Alan Pinkleton shared his lunch instead. There was no point playing fart buzzer with a paid companion, so the simple humor machine remained in Preston's pocket as he collected food from the serving tables and joined Alan at a half-occupied table. Lunch was always the least-attended meal, since so many of the residents were off doing physical things here and there around the island.

Preston settled himself and his tray, settled his napkin onto his lap, and said, "A good afternoon to you, Alan. Did you have a lovely morning?"

"No," Alan said. He seemed out of sorts. "I can't find her," he said.

Polite, Preston raised an eyebrow. "Can't find whom?"

"Your new one," Alan said. "This Pamela Broussard. Not a trace."

One of Alan's jobs, as Preston's paid companion, was to do background checks on the women Preston chose to pal around with on this island. But this one he couldn't find? "Oh, well, Alan," Preston said, "all these women have so many different last names, you know. Like Indians with scalps on their belts."

"Yes, but they still have to have a background," Alan insisted. "They have to have those scalps. Pamela Broussard has nothing, no history, nothing."

"Alan, that's impossible," Preston pointed out. "She can't be paying cash for her room here."

"No, that's all right," Alan said, "I've got that much. Pam Broussard's bills are paid by I.T.L. Holdings of Evanston, Indiana, which is very near Chicago."

"And what," Preston asked, "is I.T.L. Holdings?"

"The financial investment arm," Alan said, "of Roper-Hasty Detergent, a Chicago conglomerate with a base business in home-cleaning products."

Preston considered this information. He also considered his lunch and ate some omelet. Delicious. "I wonder," he said, "if she's too rich for me."

Alan didn't understand. "Too rich? Preston?"

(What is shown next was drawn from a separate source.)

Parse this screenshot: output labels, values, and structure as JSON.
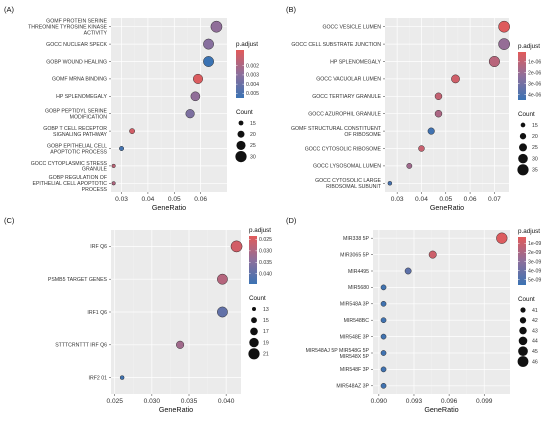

"I know Roper-Hasty," Preston told him. "It's no longer entirely family held, but the Roper family still maintains a commanding interest. If Pam Broussard is related to the Ropers, it's perfectly logical the company will pay her expenses, to turn them into something tax-creditable farther down the line. But that would mean that Pam would be far too rich for me to play with. The only reason these women put up with me is because they want my money. If Pam Broussard is a Roper, she's already at least as rich as me, and all my little witticisms will fall quite flat. In fact, I could be quite extensively humiliated. Before we do anything else, Alan, find out for me for sure and certain just who Pam Broussard is when she's at home."

"I signed on to this death ship as a paid companion," Alan pointed out, "but it seems to me you're converting me into a private eye."

"Let's hope," Preston said, "you're good at it."